We have a night, and a day, and another night of this, before the wind will swing the sea to a more comfortable angle. The boat hates it. Every joint and junction is stressed by the constant and merciless assault. These conditions require that we slow the boat, to save her structure for the miles ahead.

Many miles. Our next objective is the Southern Ocean, a tough, cold stretch of sea that I dread and anticipate in equal measure. It is the greatest sailing, but takes no prisoners. You have to be mentally and physically prepared for the Southern Ocean. Does this old boat and its new crew have what it takes to enjoy extreme sailing at the bottom of the world? After the south east trades finish beating us up, we will have one day of relative calm to get ready.

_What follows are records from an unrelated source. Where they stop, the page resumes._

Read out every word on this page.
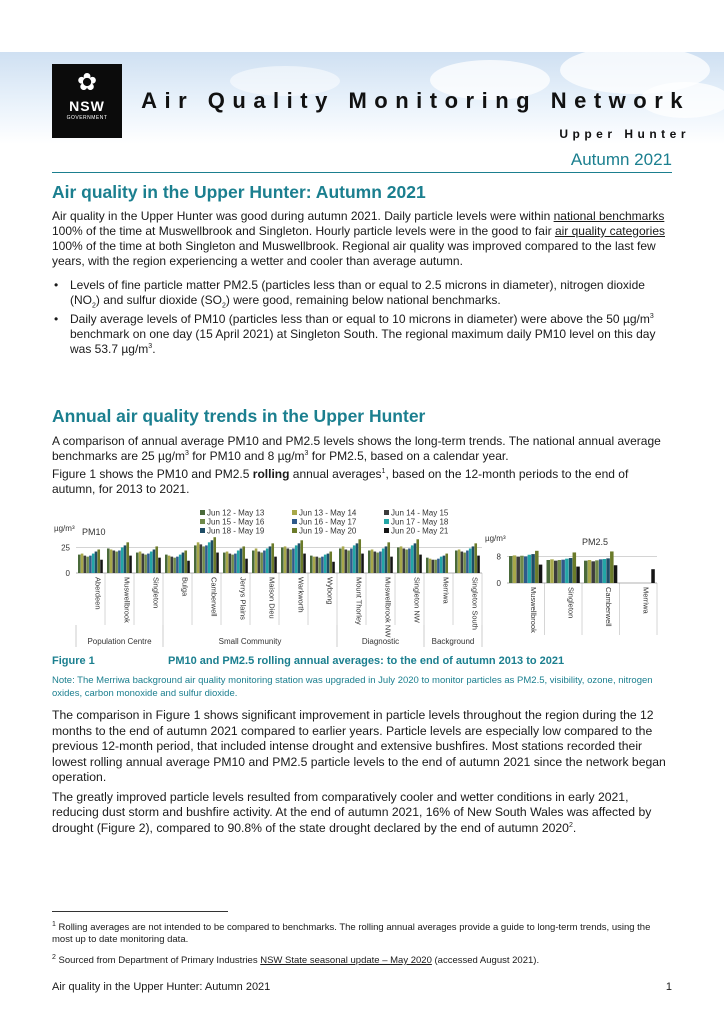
✿
NSW
GOVERNMENT
Air Quality Monitoring Network
Upper Hunter
Autumn 2021
Air quality in the Upper Hunter: Autumn 2021

Air quality in the Upper Hunter was good during autumn 2021. Daily particle levels were within national benchmarks 100% of the time at Muswellbrook and Singleton. Hourly particle levels were in the good to fair air quality categories 100% of the time at both Singleton and Muswellbrook. Regional air quality was improved compared to the last few years, with the region experiencing a wetter and cooler than average autumn.

• Levels of fine particle matter PM2.5 (particles less than or equal to 2.5 microns in diameter), nitrogen dioxide $(NO_2)$ and sulfur dioxide $(SO_2)$ were good, remaining below national benchmarks.
• Daily average levels of PM10 (particles less than or equal to 10 microns in diameter) were above the 50 $\mu g/m^3$ benchmark on one day (15 April 2021) at Singleton South. The regional maximum daily PM10 level on this day was 53.7 $\mu g/m^3$.
Annual air quality trends in the Upper Hunter

A comparison of annual average PM10 and PM2.5 levels shows the long-term trends. The national annual average benchmarks are 25 $\mu g/m^3$ for PM10 and 8 $\mu g/m^3$ for PM2.5, based on a calendar year.

Figure 1 shows the PM10 and PM2.5 rolling annual averages$^1$, based on the 12-month periods to the end of autumn, for 2013 to 2021.

Jun 12 - May 13	Jun 13 - May 14	Jun 14 - May 15
Jun 15 - May 16	Jun 16 - May 17	Jun 17 - May 18
Jun 18 - May 19	Jun 19 - May 20	Jun 20 - May 21
µg/m³ PM10
0
25
Aberdeen	Muswellbrook	Singleton	Bulga	Camberwell	Jerrys Plains	Maison Dieu	Warkworth	Wybong	Mount Thorley	Muswellbrook NW	Singleton NW	Merriwa	Singleton South
Population Centre	Small Community	Diagnostic	Background
µg/m³	PM2.5
0
8
Muswellbrook	Singleton	Camberwell	Merriwa
Figure 1	PM10 and PM2.5 rolling annual averages: to the end of autumn 2013 to 2021
Note: The Merriwa background air quality monitoring station was upgraded in July 2020 to monitor particles as PM2.5, visibility, ozone, nitrogen oxides, carbon monoxide and sulfur dioxide.

The comparison in Figure 1 shows significant improvement in particle levels throughout the region during the 12 months to the end of autumn 2021 compared to earlier years. Particle levels are especially low compared to the previous 12-month period, that included intense drought and extensive bushfires. Most stations recorded their lowest rolling annual average PM10 and PM2.5 particle levels to the end of autumn 2021 since the network began operation.

The greatly improved particle levels resulted from comparatively cooler and wetter conditions in early 2021, reducing dust storm and bushfire activity. At the end of autumn 2021, 16% of New South Wales was affected by drought (Figure 2), compared to 90.8% of the state drought declared by the end of autumn 2020$^2$.

$^1$ Rolling averages are not intended to be compared to benchmarks. The rolling annual averages provide a guide to long-term trends, using the most up to date monitoring data.
$^2$ Sourced from Department of Primary Industries NSW State seasonal update – May 2020 (accessed August 2021).
Air quality in the Upper Hunter: Autumn 2021	1
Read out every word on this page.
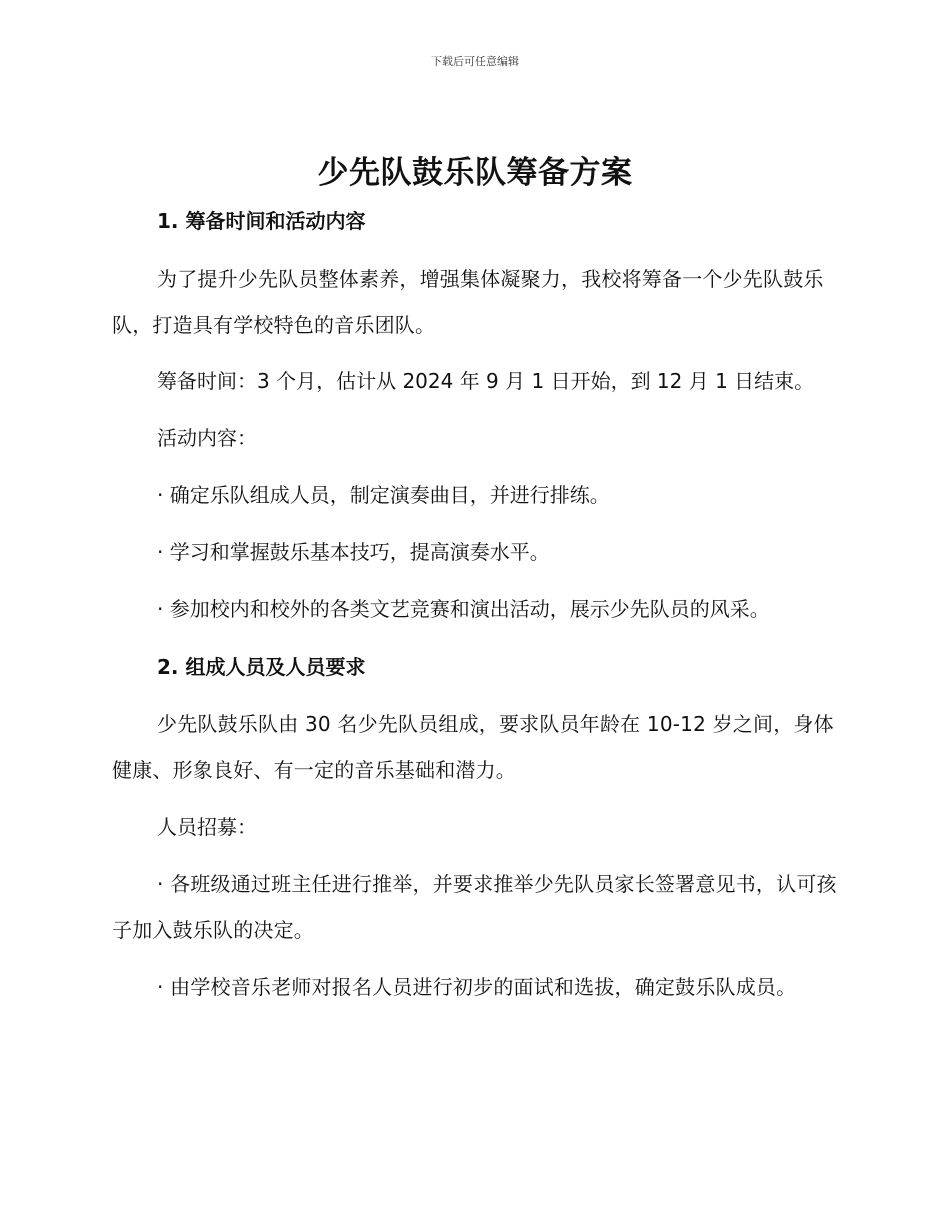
下载后可任意编辑
少先队鼓乐队筹备方案
1. 筹备时间和活动内容

为了提升少先队员整体素养，增强集体凝聚力，我校将筹备一个少先队鼓乐队，打造具有学校特色的音乐团队。

筹备时间：3 个月，估计从 2024 年 9 月 1 日开始，到 12 月 1 日结束。

活动内容：

· 确定乐队组成人员，制定演奏曲目，并进行排练。

· 学习和掌握鼓乐基本技巧，提高演奏水平。

· 参加校内和校外的各类文艺竞赛和演出活动，展示少先队员的风采。

2. 组成人员及人员要求

少先队鼓乐队由 30 名少先队员组成，要求队员年龄在 10-12 岁之间，身体健康、形象良好、有一定的音乐基础和潜力。

人员招募：

· 各班级通过班主任进行推举，并要求推举少先队员家长签署意见书，认可孩子加入鼓乐队的决定。

· 由学校音乐老师对报名人员进行初步的面试和选拔，确定鼓乐队成员。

Between a Low and a Trough

Cruising along in a typically good weather for the Southern Indian Ocean, our only problem being that we cannot make things any worse! No, seriously, if you remember my last com, we were trapped in a high-pressure ridge. Now the ridge has passed over us, and we are wailing in the frontal winds of the system behind it. The trouble is that this is a rather weak, tired, front, and we are tending to outrun it. So, the front catches us, we speed up, leave the front behind, and catch the high pressure ridge, with its light winds. Then we slow up, and wait for the front to catch us again. It is great moderate air sailing, but is not giving us the push we need to get to the Horn as fast as we would like. Still, there is not a thing we can do about it, and sun in the Southern Ocean has to be enjoyed.

The moderate winds have given us an opportunity to attack the job list. Dingo has been up the rig, changing out some mast track bolts that were catching on the batten cars, and also causing our batten car breakage problem. I have fabricated some new batten boxes to replace the broken ones. We are finally getting the rig tuned respectably, so we can carry more sail with a clean conscience. By the time we get out of the deep south, we should be prepared to go racing!

But even as we sail down Highway 51 South, a complicated situation is setting up for the weekend. A week low off Tasmania is drifting south on an erratic path, and an area of high pressure is forming just to the south of it. Ice is going to be a feature. Interestingly, Doha is falling off the front that has carried them so far out ahead of us, and may be slowed by the light winds ahead. This might be a great opportunity to take some of the stretch out of the elastic between our two boats.

Between the high and the low will be a squirt of powerful wind, which I hope that we can ride out of the Indian Ocean, and into the South Pacific. This is a gentler, warmer, and more predictable stretch of water, and the last lap into the big left turn at Cape Horn. Getting Cheyenne around this corner will be a huge achievement for our team.